GenArk is convenient for researchers who are familiar with the UCSC Genome Browser and who can easily use the data in the formats typically displayed. For others, GenArk is an excellent introduction to the features of the Genome Browser and instructive of how the Browser displays annotations on assembled sequences.

A genome assembly is the entirety of the species’ genetic code, produced after chromosomes have been fragmented, the genetic code in those fragments has been discovered — or sequenced – and the resulting sequences have been put back together — assembled. The goal is to create a reference assembly for each species, compiled from the DNA of one individual, a collection of individuals, a breed or a strain. 

To date, the current VGP pipelines have led to the submission of about 70 completely annotated diploid assemblies representing the most complete versions of those species to date and is on the path to generating thousands of genome assemblies, demonstrating feasibility in not only quality standardization but also scale.

The VGP research detailed numerous technological improvements based on these 16 genome assemblies.
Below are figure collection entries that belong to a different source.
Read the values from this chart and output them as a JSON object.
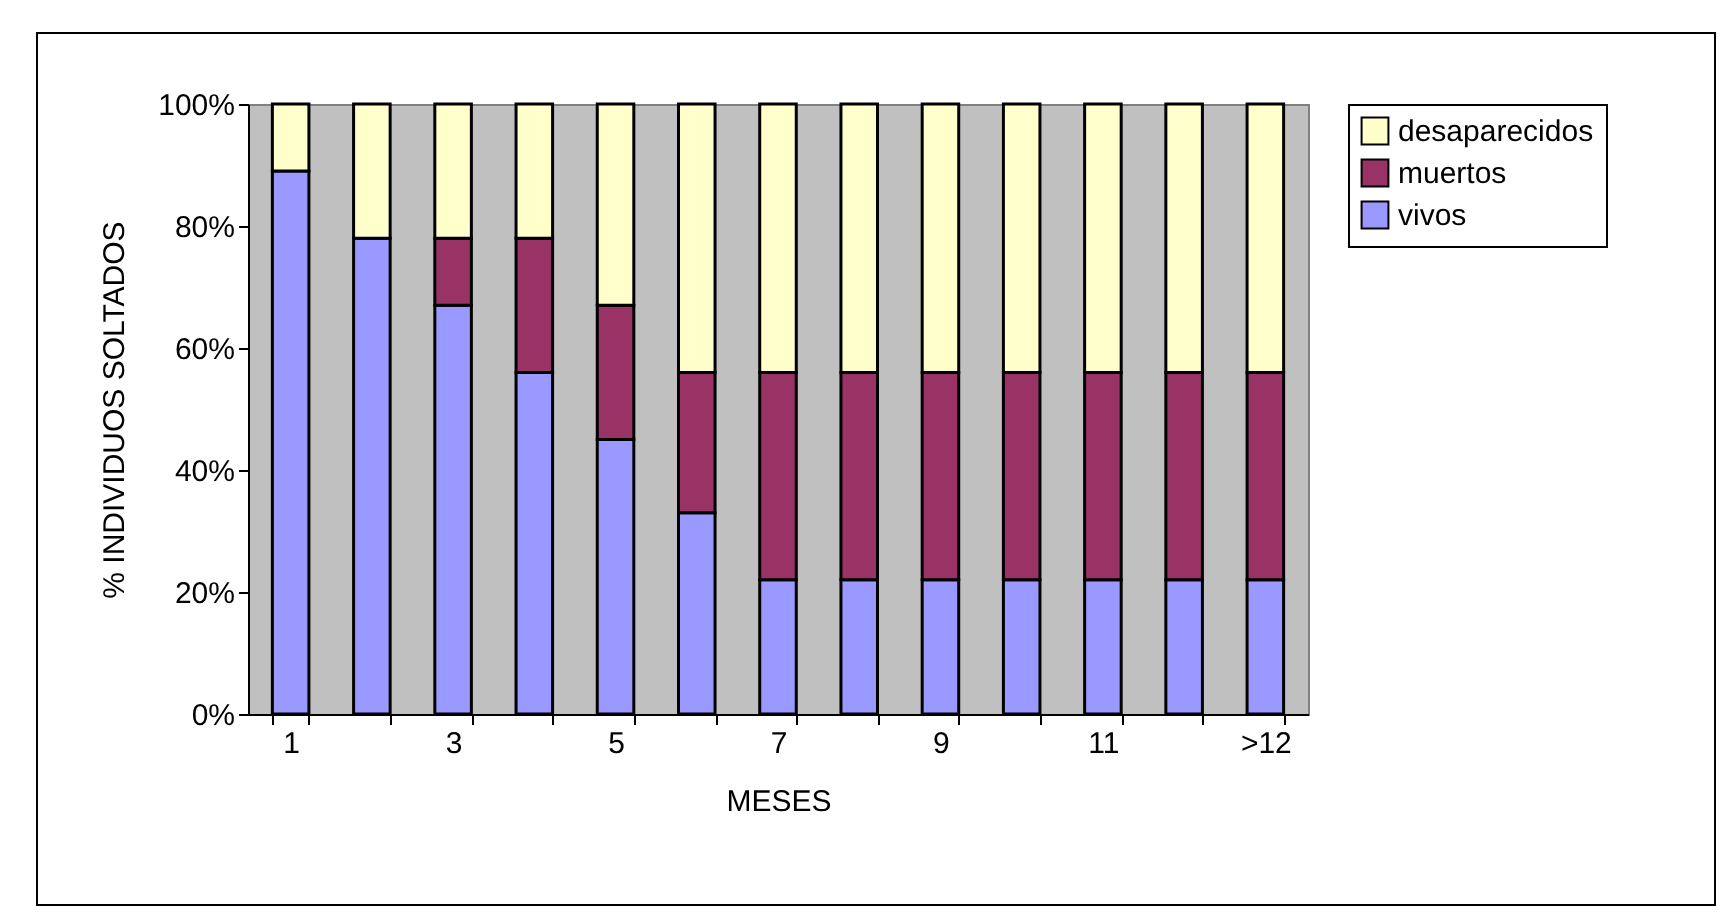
{
  "chart_data": {
    "type": "bar",
    "stacked": true,
    "xlabel": "MESES",
    "ylabel": "% INDIVIDUOS SOLTADOS",
    "categories": [
      "1",
      null,
      "3",
      null,
      "5",
      null,
      "7",
      null,
      "9",
      null,
      "11",
      null,
      ">12"
    ],
    "series": [
      {
        "name": "vivos",
        "color": "#9999ff",
        "values": [
          89,
          78,
          67,
          56,
          45,
          33,
          22,
          22,
          22,
          22,
          22,
          22,
          22
        ]
      },
      {
        "name": "muertos",
        "color": "#993366",
        "values": [
          null,
          null,
          11,
          22,
          22,
          23,
          34,
          34,
          34,
          34,
          34,
          34,
          34
        ]
      },
      {
        "name": "desaparecidos",
        "color": "#ffffcc",
        "values": [
          11,
          22,
          22,
          22,
          33,
          44,
          44,
          44,
          44,
          44,
          44,
          44,
          44
        ]
      }
    ],
    "ylim": [
      0,
      100
    ],
    "yticks": [
      {
        "value": 0,
        "label": "0%"
      },
      {
        "value": 20,
        "label": "20%"
      },
      {
        "value": 40,
        "label": "40%"
      },
      {
        "value": 60,
        "label": "60%"
      },
      {
        "value": 80,
        "label": "80%"
      },
      {
        "value": 100,
        "label": "100%"
      }
    ],
    "grid": false,
    "legend": "right"
  }
}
In the flagship paper, the VGP demonstrates the feasibility of setting and achieving high-quality reference genome quality metrics for nearly all species with their automated approach of combining long-read and long-range chromosome scaffolding approaches with novel algorithms that put the pieces of the genome assembly puzzle together. 

The goal of the new VGP-designed assembly pipelines is to produce structurally validated, chromosome-level genome assemblies at scale that will be the foundation of ground-breaking insights in comparative and evolutionary genomics.

“Completing the first vertebrate reference genome, which was of course, the Human Genome Project, took over 10 years and $3 billion dollars,” noted Paten. Thanks to continued research and investment in DNA sequencing technology like nanopore technology developed at UC Santa Cruz, “we can now repeat this amazing feat multiple times per day for just a few thousand dollars per genome,” Paten said.

The quality of these genome assemblies and the speed at which they can be generated is expected to enable novel discoveries at unprecedented scale. In other words, Shapiro said, “There are implications for characterizing biodiversity for all life, conservation, and human health and disease.” 

In an example of how this research has implications for human health, the first high-quality bat species reference genomes revealed selection and loss of immunity-related genes that may underlie bats’ unique tolerance to viral infection, providing novel avenues of research to increase survivability, particularly relevant for emerging infectious diseases, such as the current COVID-19 pandemic.